Teen pens mature tunes

Teen pens mature tunes

At only age 19, English singer-songwriter Archy Marshall, better known as King Krule, writes about the struggles of life with the maturity of someone in his 30s.

Marshall's music has already achieved success that belies his youth: King Krule made it to the top 15 of the annual coveted BBC Sound Of 2013 longlist recognising the best indie acts around the world; and his debut album, 6 Feet Beneath The Moon, has received warm reviews from top publications including Pitchfork, Rolling Stone and The Guardian.

The teen artist admits to Life! that his youth has not always worked in his favour, but there are some positives in being young.

"People always have that kind of ageism, but if anything, it kind of empowered me to be able to play with 30-year-olds and 25-year-olds and so, like, I end up smashing the live set a lot more than they did," says Marshall over the telephone from Tokyo, ahead of his maiden show in Singapore as part of the Hostess Club Weekender festival on Saturday.

"A lot of people are always commenting on my age, but I'm just writing honestly... but I think my naivete is good."

When Marshall engages in conversation, he does so like a world-weary soldier of life, speaking in a deep, baritone voice, mumbling every now and then, much like he sounds in his music.

He explains that his debut album, 6 Feet Beneath The Moon, is a "documentation of myself between the ages of zero and 19".
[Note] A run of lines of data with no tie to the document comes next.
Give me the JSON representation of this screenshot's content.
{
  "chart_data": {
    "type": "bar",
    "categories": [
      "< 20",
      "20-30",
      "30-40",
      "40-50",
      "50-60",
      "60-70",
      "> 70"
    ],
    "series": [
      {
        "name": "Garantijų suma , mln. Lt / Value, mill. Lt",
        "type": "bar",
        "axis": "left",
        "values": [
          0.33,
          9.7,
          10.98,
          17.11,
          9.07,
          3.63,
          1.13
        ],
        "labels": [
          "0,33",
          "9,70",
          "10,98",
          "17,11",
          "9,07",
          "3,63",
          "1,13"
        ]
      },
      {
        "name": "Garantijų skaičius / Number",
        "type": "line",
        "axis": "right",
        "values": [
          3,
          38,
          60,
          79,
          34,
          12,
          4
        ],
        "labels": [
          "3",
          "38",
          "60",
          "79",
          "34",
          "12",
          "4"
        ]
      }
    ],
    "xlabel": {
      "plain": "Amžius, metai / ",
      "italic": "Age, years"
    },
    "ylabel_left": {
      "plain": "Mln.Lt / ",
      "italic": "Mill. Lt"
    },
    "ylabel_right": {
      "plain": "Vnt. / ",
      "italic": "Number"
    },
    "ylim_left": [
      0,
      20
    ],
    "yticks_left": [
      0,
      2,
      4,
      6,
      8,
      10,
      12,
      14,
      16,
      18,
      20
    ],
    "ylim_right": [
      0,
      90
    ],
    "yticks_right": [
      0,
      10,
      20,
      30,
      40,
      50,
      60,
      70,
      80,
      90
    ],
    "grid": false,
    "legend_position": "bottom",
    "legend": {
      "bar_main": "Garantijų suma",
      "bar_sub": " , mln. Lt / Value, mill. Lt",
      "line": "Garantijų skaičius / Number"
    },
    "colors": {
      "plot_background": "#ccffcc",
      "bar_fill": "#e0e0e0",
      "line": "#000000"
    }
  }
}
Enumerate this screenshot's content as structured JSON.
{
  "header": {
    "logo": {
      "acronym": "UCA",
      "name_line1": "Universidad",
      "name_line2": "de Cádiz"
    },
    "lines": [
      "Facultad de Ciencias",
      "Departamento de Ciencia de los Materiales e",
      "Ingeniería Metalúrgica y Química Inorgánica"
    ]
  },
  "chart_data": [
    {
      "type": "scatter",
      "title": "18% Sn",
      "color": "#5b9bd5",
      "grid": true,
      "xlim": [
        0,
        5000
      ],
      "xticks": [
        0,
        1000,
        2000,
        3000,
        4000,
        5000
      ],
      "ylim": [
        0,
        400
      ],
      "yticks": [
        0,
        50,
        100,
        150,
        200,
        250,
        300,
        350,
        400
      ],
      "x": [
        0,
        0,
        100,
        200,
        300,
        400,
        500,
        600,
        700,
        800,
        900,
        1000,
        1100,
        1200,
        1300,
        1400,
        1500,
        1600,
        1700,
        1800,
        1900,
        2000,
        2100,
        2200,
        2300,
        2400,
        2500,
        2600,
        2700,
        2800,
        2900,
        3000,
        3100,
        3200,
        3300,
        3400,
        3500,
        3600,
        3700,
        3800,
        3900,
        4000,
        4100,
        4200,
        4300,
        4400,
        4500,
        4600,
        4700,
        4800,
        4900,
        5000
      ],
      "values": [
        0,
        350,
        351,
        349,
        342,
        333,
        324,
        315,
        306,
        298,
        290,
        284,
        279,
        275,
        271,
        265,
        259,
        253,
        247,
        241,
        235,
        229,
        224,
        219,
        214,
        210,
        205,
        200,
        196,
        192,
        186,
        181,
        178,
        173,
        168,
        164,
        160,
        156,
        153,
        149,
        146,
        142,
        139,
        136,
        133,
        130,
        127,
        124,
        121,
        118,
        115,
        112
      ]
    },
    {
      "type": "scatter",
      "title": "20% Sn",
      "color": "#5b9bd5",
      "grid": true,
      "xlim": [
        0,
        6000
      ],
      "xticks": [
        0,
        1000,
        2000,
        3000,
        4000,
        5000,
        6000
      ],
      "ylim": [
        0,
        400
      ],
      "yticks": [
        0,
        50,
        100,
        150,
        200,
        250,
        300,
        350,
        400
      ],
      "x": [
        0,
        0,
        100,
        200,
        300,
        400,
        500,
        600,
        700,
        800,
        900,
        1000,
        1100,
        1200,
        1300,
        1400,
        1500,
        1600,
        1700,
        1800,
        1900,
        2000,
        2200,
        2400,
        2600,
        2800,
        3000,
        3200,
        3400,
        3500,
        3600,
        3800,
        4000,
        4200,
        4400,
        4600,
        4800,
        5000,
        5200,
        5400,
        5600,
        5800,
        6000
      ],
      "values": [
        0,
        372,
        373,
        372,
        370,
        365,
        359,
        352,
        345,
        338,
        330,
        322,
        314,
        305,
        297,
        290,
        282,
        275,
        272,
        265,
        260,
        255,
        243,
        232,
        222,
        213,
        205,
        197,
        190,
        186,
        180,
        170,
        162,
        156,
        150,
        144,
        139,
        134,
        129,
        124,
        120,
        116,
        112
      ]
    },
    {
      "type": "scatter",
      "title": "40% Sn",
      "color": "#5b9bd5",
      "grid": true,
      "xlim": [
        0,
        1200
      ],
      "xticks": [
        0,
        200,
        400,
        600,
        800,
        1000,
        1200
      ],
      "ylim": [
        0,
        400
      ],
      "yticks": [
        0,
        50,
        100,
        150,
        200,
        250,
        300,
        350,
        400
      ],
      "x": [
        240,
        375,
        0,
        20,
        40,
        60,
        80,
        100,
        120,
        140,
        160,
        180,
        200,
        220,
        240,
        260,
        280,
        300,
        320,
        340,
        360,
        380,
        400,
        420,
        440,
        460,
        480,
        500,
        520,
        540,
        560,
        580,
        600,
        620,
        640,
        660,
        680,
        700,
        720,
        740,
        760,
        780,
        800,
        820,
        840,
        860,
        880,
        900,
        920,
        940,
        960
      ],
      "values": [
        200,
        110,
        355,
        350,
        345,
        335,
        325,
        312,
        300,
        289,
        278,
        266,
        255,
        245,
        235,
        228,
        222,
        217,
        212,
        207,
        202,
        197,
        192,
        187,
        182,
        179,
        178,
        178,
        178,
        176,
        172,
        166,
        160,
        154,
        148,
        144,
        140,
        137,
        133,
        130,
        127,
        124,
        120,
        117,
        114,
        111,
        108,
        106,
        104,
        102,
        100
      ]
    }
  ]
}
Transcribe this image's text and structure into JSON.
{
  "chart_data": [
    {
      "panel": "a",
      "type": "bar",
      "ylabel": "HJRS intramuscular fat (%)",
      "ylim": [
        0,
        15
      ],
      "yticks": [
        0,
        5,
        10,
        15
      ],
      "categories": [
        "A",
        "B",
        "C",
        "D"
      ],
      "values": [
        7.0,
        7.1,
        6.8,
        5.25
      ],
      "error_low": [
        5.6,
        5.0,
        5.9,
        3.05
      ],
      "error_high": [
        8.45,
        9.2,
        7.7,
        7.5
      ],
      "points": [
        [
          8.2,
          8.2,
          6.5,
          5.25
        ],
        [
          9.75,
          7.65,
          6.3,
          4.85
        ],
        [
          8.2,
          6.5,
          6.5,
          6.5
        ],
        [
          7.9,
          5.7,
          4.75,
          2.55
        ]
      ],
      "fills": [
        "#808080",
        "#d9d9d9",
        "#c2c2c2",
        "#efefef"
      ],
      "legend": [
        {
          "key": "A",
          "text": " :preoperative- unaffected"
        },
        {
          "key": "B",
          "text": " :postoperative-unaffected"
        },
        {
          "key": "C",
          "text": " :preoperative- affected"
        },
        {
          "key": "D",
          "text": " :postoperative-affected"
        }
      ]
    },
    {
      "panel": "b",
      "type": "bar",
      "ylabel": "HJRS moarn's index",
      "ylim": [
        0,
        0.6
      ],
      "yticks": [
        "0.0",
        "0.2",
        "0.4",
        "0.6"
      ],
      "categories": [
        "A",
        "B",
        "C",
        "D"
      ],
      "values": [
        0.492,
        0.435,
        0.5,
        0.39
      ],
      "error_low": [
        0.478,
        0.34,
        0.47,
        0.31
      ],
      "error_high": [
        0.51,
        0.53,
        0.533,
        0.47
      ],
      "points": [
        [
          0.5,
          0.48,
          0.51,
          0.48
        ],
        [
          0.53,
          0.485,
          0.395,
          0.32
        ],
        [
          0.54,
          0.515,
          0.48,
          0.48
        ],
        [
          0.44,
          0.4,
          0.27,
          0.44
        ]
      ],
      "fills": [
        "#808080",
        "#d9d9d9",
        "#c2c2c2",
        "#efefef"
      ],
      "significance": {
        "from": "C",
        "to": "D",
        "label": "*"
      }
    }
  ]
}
"I was looking up to the moon, and that was a metaphor for my aspirations. I guess the theme is that I never quite knew what I wanted; I could never quite express what I wanted perfectly and I always felt trapped... my aspirations were too far away for me to succeed," says Marshall, whose father is an art director for television shows and mother is a screen printer, according to reports.

Works such as his hit single Easy Easy sing of working-class struggles and reveal a bruised teen spirit: "With your dead-end job/ That's been eating away your life/You feel a little inside/The trouble and strife/And now you spend your evenings/ Searching for another life."

In contrast to such lyrical eloquence, his answer to the question of whether his new-found success as a musician means he has achieved his aspirations is a lot simpler: "Kinda, yeah."

He says he has been producing music for the past three years, previously performing under different monikers, including Zoo Kid, DJ JD Sports and Edgar The Beatmaker, before he finally settled with the name King Krule.

The name is inspired by a song by the late Elvis Presley, King Creole.

Marshall says: "I like the aesthetic of letters and the shape of letters, and I especially like R-U-L-E, so that's how I picked the name."

At times, he can sound awfully like his age. He jokes that his introduction to music was when he was three years old, when "all the boys came over to me and strapped the drums to my head and started hitting on me".

His first show in front of a crowd was just over a year ago in a small pub, which he says turned out "really good".

"I never had a feeling like that, being nervous and having pure adrenaline, it was pure, pure esctasy for that fact that I could sing about these fools in front of me in a pub," he says, adolescent angst showing through.

His music is one that is difficult to define, sauntering through jazz, post-punk, dub-step and hip-hop.

Of his use of jazz samples in his tunes, he says: "I love improvisational jazz and I listen to quite a lot of it. So I sample jazz because it's kind of like a moment in time when I feel like they could have made more out of that one simple note."

Lyrics are important to him, he adds, revealing that he travels with a little book in which he scribbles his thoughts whenever he can.

"There is a poem and there is a text, as there is an emotion in the songs. I talk about emotions a lot and eternal feelings. What I want to convey is a satisfaction within myself, that I've actually written something that expresses something of myself."